Taxis and takeout are not the problem

A few days ago, I returned to the office with a $17 “warm harissa bowl” — the kind of purchase personal finance experts love to wag their fingers at.

In the lunchroom, I ran into a colleague who waved at me excitedly. She’d brought her lunch that day for the first time, to help offset a new expense: $60 a week on taxis.

“Isn’t that crazy,” she said, her voice lowered apologetically. “I mean, to spend that much money on a taxi when there’s public transport right outside?”

Absolutely not, because here’s how I see it: her taxi rides weren’t a problem, and neither was my salad.

Standard personal finance advice has lots of rules about how to spend your money.

  • Skip the take-out salad – make your own lunch instead.

  • Skip the after-lunch coffee shop run – make it at home in the morning and carry it around with you.

  • Skip the avocado toast – that’s the reason you can’t afford a house.

But here’s what real life looks like.

My colleague works her butt off all day at the office and then heads uptown to teach. She could take a cross-town bus and then a subway uptown, but nailing the connections to arrive on time is tricky. Plus, it’s stressful, as anyone who has navigated midtown Manhattan at rush hour knows.

The taxis not only get her there without the hassle, they also provide a small respite on a busy day. A chance for her to catch her breath. A transition period from one job to the next.

I bought a $17 salad because that morning my partner came home from pulling an all-nighter at the office, and we spent an hour gabbing over coffee. Because our work schedules don’t overlap, I take those moments to connect when I can.

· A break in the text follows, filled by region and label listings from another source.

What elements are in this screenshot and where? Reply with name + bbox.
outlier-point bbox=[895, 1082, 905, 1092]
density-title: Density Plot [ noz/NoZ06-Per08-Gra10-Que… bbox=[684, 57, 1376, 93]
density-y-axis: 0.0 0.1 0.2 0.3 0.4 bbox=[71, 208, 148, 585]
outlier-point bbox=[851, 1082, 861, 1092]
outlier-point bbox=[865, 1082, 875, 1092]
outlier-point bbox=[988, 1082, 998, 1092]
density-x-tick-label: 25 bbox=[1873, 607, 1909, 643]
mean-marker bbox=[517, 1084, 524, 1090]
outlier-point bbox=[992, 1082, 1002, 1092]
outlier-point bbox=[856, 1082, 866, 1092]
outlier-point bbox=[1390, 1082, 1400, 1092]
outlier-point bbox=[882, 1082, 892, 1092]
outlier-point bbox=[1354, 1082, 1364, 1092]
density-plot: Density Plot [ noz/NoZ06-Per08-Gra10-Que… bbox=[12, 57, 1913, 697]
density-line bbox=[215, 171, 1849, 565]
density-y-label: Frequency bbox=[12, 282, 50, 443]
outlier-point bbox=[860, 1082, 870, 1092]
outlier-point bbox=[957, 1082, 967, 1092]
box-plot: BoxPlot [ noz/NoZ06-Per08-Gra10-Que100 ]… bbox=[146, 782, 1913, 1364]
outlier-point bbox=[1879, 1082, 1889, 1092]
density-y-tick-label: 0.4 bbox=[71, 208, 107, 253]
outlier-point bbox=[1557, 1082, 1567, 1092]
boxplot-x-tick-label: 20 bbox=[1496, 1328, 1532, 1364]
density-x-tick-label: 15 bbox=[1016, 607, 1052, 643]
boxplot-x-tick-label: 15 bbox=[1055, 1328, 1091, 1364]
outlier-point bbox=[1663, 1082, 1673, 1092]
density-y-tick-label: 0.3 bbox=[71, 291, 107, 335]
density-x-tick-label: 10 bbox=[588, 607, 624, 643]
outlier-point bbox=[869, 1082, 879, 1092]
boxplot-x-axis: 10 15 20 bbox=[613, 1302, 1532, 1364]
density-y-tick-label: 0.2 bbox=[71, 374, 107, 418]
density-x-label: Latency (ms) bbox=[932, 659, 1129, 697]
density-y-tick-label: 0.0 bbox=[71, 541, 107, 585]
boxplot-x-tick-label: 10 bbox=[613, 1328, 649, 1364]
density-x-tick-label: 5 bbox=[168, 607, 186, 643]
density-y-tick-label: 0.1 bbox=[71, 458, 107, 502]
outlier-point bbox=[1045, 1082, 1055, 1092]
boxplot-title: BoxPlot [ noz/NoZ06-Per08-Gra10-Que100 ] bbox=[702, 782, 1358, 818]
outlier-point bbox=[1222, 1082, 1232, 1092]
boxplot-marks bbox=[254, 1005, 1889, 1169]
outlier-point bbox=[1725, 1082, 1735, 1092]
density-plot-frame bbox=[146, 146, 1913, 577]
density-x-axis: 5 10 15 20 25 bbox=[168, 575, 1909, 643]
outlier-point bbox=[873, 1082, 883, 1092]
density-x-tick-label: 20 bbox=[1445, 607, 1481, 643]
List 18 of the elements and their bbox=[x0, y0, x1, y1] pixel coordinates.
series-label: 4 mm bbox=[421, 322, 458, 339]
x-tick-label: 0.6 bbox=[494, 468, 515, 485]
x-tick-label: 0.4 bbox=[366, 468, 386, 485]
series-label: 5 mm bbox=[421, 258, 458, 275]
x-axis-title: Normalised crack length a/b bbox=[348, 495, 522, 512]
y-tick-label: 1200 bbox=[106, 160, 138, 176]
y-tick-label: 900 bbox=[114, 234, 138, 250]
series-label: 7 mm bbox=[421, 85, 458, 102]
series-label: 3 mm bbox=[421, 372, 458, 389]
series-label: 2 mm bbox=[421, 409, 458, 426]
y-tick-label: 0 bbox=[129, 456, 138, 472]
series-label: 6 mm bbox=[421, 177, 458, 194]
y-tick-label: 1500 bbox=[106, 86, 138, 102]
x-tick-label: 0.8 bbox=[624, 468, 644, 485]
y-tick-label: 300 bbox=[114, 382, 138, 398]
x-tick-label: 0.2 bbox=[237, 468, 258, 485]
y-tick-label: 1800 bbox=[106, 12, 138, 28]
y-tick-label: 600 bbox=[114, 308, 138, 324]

As a result, I didn’t make my own lunch and chose to outsource it instead.

Too often, standard personal finance advice shames us for our choices. If you’re meeting your commitments and moving towards your goals, then you’re not doing things “right” if you skip the taxi or the take-out. What matters is whether you did so intentionally. It’s whether your spending lines up with your values.

I’m not saying you should always say yes to taxis and takeout. I’m saying there is only value in saying no to those things if you’re saying yes to something else that’s more important to you. Otherwise, you’re just paying lip service to doing what’s “right”.

Real wealth doesn’t come from skipping lattes or always taking the subway – it comes from directing your money to what’s important to you.